Änderung: Geschäftsordnung mit Diskussionsbedarf

Änderung : Geschäftsordnung mit Diskussionsbedarf

Von Margit Stark

Der Wunsch der CDU-Fraktion, das Sitzungsgeld von 20 Euro auf 23 Euro zu erhöhen, ist nach Worten von CDU-Fraktionschef Michael Thieser vom Eis. Dennoch gibt es über den neuen Entwurf der Geschäftsordnung des Mettlacher Gemeinderates noch viel Diskussonsbedarf, wie es FBM-Fraktionschef Joachim Badelt in der Sitzung des Mettlacher Gemeinderates formulierte.
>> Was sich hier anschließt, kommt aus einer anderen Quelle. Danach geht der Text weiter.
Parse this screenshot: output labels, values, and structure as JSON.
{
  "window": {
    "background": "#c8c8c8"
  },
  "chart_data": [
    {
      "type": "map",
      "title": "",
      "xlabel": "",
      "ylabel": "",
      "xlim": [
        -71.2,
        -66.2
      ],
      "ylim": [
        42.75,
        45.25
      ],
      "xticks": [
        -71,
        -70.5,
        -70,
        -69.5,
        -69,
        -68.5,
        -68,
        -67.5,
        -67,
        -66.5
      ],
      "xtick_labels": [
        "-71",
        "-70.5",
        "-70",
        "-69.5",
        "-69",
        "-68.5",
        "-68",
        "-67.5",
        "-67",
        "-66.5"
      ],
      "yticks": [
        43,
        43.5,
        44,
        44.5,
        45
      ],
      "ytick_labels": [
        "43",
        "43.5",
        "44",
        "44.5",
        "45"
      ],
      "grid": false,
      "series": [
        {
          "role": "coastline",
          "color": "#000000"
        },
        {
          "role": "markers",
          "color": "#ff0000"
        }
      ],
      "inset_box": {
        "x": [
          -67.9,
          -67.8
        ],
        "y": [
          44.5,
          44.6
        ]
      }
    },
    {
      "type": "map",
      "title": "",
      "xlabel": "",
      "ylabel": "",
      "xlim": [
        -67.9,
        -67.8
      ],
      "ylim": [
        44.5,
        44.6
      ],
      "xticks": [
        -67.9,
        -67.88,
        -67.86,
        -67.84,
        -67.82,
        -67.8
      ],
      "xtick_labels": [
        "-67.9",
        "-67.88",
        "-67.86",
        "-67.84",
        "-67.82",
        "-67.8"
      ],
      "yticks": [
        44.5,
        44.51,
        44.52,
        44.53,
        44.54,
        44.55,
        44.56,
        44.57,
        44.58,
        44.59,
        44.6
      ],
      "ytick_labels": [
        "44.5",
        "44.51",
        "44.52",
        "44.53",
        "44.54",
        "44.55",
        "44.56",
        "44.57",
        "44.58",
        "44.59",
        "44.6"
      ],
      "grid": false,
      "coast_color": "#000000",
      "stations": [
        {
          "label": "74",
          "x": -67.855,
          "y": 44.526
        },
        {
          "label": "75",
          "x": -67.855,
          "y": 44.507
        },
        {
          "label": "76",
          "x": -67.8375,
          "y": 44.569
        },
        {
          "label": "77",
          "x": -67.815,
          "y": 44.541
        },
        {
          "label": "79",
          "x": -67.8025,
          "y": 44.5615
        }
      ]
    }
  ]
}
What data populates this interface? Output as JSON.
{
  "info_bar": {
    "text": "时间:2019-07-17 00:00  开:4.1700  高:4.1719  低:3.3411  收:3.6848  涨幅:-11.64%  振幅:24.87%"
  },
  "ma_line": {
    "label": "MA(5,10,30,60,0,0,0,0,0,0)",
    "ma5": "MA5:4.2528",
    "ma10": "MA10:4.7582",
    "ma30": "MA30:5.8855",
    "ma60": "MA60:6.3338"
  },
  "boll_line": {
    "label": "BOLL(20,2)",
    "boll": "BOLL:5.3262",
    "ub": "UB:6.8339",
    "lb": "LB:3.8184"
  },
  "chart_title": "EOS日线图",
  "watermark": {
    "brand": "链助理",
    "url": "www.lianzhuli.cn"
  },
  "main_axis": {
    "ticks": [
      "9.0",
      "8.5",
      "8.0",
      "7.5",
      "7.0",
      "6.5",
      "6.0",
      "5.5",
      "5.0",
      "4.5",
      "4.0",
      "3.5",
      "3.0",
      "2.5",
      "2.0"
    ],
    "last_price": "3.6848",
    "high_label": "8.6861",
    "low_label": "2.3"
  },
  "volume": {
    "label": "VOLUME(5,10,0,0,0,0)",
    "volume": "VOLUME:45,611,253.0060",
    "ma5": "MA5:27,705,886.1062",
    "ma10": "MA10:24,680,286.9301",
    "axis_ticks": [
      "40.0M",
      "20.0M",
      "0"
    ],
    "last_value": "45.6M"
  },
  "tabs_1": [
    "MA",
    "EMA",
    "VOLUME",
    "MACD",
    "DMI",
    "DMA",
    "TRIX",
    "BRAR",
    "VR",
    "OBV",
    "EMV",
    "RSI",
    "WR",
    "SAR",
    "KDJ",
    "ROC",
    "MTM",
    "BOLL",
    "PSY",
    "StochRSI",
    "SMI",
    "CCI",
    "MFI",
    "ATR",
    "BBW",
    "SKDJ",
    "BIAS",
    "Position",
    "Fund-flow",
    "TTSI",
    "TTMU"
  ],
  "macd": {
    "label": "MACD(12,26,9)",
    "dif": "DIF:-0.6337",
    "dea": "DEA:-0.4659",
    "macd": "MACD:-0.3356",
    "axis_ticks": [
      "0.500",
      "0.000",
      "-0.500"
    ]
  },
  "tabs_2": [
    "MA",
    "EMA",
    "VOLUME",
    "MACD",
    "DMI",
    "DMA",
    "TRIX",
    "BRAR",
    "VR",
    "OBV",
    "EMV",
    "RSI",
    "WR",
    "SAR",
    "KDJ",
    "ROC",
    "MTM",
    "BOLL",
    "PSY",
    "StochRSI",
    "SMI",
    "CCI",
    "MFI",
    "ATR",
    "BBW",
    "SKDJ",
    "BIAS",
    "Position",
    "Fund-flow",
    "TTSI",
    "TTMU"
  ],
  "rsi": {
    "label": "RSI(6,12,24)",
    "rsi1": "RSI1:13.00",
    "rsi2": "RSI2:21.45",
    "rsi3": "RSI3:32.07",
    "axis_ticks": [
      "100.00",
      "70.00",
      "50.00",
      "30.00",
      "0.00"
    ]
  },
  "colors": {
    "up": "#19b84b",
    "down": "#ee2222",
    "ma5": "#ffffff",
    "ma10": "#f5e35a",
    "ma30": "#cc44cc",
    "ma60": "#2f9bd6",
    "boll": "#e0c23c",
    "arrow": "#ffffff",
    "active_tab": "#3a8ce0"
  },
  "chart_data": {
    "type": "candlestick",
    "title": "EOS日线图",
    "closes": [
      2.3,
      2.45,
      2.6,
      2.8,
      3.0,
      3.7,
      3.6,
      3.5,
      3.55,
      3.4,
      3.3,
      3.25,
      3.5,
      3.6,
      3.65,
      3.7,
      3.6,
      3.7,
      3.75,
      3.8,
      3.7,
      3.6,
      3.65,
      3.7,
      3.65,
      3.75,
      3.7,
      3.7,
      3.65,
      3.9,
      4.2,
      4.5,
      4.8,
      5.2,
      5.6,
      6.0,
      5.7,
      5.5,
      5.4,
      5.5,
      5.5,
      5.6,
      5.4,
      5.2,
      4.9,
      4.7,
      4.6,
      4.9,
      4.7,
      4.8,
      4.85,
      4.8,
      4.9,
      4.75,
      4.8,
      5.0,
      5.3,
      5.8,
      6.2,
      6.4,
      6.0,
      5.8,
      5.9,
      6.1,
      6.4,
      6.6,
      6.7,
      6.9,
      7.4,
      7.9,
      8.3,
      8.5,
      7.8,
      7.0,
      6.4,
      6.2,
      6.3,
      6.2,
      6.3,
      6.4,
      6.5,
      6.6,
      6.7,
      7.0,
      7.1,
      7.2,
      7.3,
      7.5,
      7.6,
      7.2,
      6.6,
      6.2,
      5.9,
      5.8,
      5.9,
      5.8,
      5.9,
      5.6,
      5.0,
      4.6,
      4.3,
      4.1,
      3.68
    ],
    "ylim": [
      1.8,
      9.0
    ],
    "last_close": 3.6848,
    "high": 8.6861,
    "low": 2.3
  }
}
Als Beispiel nannte er die Schwächung der Rechte des Bürgermeisters. Der Verwaltungschef soll, so der Vorstoß der CDU-Fraktion, bei Erteilung von Aufträgen nur noch einen Spielraum von 10 000 Euro haben. Bislang waren es 50 000 Euro, wie aus der Tischvorlage zur Sitzung hervorgeht. Um in der Sitzung mit der CDU-Fraktion eine Einigung zu erzielen, hatte er nach seinen Worten eine fünfminütige Unterbrechung beantragt. Doch dieser Versuch war laut Badelt nicht von Erfolg gekrönt. Für Bürgermeister Daniel Kiefer birgt der Vorschlag der Christdemokraten „keine Effektivität für die Gemeindeverwaltung und keine Effizienz für die Gemeinde- und Ausschusssitzungen“.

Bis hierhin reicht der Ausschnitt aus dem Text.